C’était il y a 25 ans. En horlogerie, face à des maisons qui affichent deux siècles d’ancienneté, ce serait insignifiant. Pourtant, en mode, rester 25 ans en collection est un exploit. Mais la J12 de Chanel, née en 2000, est-elle encore une montre accessoire de mode ? L’extension au poignet de l’univers Haute Couture de Chanel ? La question peut se poser, tant la pièce évolue de plus en plus vers un registre horloger de haute facture.
En cela, le travail engagé par Arnaud Chastaingt, directeur du studio de création horlogerie de Chanel, est intéressant. L’homme affine peu à peu sa J12. Par petites touches, d’un univers mode conçu en 2000, il en fait un garde-temps au statut horloger assumé. Les deux dernières nouveautés J12 33 mm propulsées au dernier salon Watches and Wonders en témoignent.
Siamoises
Comme très souvent chez Chanel, les deux modèles se répondent. La maison de la rue Cambon aime les contrastes forts, les sœurs siamoises. Elle joue de ses deux couleurs fétiches, le noir et le blanc. C’est une singularité Chanel. De ces deux tons les plus communs du monde, Chanel a fait sa signature. Plus important encore : alors que les marques actuelles se déchirent pour composer la nouvelle nuance à la mode (saumon ? Bleu glacier ? Vert malachite ?), Chanel ne dévie pas d’un iota et jure fidélité à sa bichromie emblématique.
Les deux nouvelles J12 en soulignent la majesté par une touche d’or. Elle est présente sur le maillon central du bracelet. C’est une première pour Chanel. Jusqu’à présent, jamais la marque n’avait utilisé d’or dans ses bracelets de J12. Sans être un tour de force, on apprécie la parfaite juxtaposition de la céramique iconique de Chanel sur les maillons extérieurs, couplés à l’or jaune 18 carats au centre. Les surfaces sont sensiblement les mêmes, mais le contact est différent, le reflet aussi. La montre est un peu plus lourde. Le jeu de nuances est subtil. Il se décline avec la même finesse sur le modèle blanc que sur le modèle noir. L’ensemble est ponctué de 12 diamants baguette sur la ronde des heures.
Au cœur de la montre, la composition est similaire, avec minuterie en or sur cadran noir ou blanc. L’exercice est mené jusqu’au bout, avec la pointe de l’aiguille des secondes elle aussi travaillée en noir ou en blanc selon modèle.

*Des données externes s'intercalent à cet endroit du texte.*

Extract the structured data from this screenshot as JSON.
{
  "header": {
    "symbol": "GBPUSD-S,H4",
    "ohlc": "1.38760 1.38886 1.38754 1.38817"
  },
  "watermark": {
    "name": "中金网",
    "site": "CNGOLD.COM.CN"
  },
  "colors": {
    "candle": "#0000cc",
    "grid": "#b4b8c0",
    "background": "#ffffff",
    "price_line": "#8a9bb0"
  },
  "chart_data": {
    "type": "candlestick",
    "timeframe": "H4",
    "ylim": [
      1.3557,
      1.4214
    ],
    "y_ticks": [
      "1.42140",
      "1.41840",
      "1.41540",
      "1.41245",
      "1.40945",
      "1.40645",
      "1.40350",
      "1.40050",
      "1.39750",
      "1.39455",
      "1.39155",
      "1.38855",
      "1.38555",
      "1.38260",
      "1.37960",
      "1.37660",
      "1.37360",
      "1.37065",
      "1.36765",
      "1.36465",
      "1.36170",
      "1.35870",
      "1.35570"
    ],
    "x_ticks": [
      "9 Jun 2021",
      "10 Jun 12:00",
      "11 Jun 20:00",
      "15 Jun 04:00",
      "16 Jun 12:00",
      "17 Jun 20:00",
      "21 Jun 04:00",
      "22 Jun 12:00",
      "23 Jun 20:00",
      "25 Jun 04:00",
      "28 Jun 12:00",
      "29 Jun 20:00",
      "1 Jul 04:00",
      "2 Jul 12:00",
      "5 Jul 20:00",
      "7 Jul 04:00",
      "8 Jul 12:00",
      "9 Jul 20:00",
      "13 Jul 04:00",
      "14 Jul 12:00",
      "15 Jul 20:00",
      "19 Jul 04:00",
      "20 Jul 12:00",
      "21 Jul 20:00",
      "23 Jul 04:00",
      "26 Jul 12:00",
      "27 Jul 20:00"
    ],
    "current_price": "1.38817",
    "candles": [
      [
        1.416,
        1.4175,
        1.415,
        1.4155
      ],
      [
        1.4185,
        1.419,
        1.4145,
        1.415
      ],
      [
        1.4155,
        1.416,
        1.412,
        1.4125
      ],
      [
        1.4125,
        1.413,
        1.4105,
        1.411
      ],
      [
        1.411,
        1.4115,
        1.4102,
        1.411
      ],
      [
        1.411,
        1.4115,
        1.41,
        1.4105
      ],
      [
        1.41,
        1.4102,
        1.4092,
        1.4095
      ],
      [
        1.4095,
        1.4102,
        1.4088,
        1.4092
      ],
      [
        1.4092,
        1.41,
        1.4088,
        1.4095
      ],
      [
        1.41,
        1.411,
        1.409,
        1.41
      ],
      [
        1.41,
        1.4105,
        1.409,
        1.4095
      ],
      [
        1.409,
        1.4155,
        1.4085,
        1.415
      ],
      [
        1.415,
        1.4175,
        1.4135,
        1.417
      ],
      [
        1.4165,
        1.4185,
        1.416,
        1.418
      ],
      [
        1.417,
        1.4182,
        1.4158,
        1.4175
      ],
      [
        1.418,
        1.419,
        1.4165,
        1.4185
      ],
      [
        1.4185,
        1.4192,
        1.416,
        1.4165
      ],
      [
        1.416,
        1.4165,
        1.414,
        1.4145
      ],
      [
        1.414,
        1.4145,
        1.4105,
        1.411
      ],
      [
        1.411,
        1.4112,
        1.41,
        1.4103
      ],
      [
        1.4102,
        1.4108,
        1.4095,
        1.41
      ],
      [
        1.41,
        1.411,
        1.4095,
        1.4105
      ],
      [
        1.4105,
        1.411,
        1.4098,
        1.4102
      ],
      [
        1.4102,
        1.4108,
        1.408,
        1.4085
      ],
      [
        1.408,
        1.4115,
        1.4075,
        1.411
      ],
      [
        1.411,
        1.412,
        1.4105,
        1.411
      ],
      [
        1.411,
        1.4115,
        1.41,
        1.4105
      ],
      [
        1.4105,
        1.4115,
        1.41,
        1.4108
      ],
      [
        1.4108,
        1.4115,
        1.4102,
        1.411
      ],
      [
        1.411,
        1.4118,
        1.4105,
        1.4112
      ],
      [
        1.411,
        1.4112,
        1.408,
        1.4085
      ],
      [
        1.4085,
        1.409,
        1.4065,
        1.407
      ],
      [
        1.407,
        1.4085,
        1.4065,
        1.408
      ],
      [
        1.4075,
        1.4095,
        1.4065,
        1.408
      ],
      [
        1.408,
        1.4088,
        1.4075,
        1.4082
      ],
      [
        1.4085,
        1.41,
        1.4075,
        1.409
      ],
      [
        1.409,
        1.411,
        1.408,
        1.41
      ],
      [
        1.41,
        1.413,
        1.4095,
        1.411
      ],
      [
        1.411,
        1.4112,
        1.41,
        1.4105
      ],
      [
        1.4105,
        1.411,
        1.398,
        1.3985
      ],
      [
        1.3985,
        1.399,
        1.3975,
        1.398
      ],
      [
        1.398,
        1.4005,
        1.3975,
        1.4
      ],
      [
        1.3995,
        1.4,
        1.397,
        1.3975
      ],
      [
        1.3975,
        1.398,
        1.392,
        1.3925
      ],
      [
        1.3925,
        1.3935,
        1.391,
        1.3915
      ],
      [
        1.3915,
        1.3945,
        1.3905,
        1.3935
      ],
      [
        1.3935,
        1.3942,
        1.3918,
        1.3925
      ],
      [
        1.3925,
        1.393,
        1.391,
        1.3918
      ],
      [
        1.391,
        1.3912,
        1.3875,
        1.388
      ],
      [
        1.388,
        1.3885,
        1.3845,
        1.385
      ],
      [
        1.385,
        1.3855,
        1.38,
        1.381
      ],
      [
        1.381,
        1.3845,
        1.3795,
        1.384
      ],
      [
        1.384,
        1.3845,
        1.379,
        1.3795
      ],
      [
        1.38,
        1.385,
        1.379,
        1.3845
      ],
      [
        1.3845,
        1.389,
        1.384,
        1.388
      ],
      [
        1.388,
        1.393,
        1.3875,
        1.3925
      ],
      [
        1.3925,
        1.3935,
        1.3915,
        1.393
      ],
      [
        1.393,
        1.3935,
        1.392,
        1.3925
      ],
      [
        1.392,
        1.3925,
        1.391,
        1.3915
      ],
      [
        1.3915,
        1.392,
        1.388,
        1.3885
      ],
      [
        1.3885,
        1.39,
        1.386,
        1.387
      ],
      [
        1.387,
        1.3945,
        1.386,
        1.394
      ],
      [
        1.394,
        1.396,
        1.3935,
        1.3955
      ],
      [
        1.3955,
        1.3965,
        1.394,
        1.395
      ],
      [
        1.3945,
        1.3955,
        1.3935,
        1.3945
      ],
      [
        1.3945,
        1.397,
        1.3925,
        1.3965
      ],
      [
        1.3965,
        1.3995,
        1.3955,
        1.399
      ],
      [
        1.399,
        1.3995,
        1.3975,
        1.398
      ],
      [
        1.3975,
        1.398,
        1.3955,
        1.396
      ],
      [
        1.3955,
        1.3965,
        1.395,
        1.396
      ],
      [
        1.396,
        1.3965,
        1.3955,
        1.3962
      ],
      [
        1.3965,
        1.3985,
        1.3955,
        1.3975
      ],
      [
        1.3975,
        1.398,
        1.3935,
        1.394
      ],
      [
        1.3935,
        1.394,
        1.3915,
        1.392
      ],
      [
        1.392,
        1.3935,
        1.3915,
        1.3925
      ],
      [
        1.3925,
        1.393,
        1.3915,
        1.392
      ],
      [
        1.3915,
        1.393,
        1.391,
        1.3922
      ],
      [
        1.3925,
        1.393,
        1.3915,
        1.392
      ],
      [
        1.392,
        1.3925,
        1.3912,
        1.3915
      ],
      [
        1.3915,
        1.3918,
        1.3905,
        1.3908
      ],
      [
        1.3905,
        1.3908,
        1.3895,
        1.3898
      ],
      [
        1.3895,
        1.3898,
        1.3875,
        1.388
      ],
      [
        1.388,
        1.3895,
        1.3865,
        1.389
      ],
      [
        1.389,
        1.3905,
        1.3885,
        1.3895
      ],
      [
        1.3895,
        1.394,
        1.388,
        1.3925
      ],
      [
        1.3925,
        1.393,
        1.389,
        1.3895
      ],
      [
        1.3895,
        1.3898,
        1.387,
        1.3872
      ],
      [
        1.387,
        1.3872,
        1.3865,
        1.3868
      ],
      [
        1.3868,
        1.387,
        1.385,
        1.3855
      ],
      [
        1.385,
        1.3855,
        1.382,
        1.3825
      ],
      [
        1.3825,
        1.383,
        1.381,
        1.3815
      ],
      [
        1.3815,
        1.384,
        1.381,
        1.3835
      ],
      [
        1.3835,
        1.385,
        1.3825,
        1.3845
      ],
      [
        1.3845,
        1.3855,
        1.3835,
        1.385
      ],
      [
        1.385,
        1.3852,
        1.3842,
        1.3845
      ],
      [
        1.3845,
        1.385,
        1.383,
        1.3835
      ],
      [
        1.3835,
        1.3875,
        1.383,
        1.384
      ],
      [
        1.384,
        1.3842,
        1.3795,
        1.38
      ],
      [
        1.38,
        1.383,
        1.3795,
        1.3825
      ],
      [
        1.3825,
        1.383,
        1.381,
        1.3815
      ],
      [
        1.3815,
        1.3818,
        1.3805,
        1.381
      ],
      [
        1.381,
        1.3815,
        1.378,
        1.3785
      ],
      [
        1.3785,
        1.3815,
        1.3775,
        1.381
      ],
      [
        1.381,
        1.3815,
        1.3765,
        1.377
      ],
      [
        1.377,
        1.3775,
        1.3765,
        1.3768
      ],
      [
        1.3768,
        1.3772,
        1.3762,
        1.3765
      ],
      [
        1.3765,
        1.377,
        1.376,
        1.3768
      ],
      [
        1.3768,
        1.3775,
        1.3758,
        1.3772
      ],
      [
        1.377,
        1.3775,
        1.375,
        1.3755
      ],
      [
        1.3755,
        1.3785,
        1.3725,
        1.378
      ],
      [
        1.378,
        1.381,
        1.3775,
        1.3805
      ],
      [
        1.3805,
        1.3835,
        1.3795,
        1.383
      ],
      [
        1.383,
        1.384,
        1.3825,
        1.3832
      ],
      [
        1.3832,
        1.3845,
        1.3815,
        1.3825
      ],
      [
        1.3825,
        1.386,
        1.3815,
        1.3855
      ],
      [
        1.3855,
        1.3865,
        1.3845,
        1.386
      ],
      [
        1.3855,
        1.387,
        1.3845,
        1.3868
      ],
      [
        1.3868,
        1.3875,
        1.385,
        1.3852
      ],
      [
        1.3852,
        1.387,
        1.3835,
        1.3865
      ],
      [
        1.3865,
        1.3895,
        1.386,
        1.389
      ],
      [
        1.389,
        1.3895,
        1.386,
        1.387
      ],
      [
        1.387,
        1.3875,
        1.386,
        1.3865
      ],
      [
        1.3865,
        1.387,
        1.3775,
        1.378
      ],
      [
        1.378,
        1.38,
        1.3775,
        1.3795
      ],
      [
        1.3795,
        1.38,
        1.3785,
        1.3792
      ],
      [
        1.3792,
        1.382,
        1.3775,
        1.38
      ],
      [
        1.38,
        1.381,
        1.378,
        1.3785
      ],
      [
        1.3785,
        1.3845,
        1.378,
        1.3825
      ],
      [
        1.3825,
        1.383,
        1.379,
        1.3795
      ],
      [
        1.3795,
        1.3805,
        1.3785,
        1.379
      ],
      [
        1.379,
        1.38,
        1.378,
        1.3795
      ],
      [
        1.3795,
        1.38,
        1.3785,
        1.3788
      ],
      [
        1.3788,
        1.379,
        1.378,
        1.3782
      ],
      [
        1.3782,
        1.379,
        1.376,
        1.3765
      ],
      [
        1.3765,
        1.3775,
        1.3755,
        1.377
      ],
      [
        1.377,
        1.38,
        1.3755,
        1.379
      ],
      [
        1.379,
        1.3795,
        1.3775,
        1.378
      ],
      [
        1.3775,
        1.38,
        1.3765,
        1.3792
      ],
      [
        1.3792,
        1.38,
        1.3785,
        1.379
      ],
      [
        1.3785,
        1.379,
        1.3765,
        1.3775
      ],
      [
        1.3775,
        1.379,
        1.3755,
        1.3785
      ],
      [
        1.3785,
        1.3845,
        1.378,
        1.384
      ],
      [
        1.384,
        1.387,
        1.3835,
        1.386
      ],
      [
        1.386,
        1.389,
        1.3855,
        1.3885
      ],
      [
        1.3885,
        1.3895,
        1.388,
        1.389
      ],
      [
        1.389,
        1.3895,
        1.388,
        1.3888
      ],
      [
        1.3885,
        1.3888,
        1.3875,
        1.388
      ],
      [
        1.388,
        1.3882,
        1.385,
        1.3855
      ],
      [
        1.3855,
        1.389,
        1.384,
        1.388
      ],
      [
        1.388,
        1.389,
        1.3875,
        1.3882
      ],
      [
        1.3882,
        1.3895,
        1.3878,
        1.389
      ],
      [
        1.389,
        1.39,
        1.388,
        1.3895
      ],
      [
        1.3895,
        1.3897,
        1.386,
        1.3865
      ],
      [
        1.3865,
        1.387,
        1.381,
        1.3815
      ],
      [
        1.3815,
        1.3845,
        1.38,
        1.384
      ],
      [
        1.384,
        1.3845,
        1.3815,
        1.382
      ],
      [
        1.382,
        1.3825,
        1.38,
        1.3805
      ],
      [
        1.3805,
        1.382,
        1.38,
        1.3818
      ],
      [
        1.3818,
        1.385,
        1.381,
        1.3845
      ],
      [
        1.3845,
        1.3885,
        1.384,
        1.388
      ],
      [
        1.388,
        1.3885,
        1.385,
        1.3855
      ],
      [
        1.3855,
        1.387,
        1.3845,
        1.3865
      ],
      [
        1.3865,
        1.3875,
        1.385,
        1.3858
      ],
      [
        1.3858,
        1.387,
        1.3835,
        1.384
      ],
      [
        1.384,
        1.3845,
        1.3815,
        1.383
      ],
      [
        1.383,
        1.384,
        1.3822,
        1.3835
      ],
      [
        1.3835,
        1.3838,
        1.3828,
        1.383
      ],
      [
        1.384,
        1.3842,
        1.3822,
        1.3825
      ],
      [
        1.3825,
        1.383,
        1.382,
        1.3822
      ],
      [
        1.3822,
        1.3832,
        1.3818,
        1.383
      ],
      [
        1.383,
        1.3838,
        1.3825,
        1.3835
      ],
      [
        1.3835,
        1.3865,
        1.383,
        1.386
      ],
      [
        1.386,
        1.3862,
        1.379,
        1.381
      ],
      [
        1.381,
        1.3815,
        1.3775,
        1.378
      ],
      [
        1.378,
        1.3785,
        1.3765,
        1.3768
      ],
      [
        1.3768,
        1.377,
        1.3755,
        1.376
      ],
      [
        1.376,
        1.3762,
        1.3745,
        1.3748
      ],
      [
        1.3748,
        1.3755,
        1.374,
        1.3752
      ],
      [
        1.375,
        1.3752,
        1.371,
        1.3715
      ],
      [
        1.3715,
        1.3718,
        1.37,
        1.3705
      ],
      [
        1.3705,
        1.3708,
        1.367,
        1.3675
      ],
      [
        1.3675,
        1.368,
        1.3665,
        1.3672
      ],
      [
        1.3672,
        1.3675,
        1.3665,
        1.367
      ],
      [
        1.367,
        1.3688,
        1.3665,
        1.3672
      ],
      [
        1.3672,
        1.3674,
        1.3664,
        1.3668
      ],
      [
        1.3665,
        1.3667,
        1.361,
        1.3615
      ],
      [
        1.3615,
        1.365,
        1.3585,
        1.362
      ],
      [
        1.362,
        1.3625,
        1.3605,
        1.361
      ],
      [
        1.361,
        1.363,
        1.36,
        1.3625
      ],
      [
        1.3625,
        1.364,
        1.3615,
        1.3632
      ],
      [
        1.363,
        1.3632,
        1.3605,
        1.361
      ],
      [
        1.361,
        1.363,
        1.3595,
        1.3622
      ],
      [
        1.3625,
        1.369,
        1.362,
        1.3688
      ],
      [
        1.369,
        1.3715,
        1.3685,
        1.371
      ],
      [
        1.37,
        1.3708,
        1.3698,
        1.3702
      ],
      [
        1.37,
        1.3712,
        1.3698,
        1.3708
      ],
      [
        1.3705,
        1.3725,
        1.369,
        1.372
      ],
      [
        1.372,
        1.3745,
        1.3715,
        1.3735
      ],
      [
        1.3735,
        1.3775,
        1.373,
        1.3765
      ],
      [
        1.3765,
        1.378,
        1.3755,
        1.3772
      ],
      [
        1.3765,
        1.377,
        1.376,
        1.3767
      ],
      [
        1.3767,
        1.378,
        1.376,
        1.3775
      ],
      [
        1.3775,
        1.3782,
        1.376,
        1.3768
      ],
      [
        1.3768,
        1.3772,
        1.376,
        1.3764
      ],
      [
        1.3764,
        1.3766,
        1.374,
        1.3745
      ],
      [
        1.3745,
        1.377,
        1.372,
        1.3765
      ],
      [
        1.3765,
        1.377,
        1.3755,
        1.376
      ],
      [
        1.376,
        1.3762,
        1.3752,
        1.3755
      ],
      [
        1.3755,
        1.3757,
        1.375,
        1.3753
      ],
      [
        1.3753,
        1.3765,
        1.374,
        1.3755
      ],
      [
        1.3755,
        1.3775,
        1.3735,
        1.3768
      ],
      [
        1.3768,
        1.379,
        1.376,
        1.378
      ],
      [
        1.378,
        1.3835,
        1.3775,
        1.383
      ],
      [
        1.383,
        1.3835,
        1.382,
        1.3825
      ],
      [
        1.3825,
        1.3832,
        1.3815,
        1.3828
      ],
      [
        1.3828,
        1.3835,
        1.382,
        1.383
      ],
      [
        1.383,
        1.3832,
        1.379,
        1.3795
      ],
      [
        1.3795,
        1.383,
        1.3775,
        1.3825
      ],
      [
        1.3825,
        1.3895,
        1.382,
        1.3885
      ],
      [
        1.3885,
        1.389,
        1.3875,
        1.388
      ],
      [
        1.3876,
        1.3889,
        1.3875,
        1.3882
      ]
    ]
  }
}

Autre détail peu commun : la lunette cerclée d’or est emplie de verre saphir taillé comme des diamants baguette. On trouve ainsi 46 parallélépipèdes facettés puis vernis de noir ou de blanc. L’idée est judicieuse. Bien qu’il ne s’agisse « que » de verre saphir, l’imaginaire joaillier joue à plein. Il perçoit malgré lui la valeur ajoutée de ce qui est traditionnellement, à cet endroit, du diamant. Tailler du verre saphir comme du diamant est malicieux, inventif. On retrouve une certaine forme d’espièglerie chère à Chanel.
Nouveau mouvement 12.2
Le ramage de ces J12 est à la mesure de leur nouveau plumage. L’horlogerie Chanel affûte sa technique. Les deux pièces de 33 mm sont animées par le Calibre 12.2. C’est un mouvement automatique manufacture. Il est réalisé par Kenissi, entité de production externe dont Chanel est entré au capital en 2018. Kenissi, fondée en 2016 et qui réside au Locle depuis 2021, relève à l’origine d’une initiative de Tudor. La manufacture se spécialise depuis le début sur les mouvements automatiques de haute performance, le plus souvent certifiés COSC. Outre Tudor, Kenissi alimente aussi Breitling et, donc, Chanel.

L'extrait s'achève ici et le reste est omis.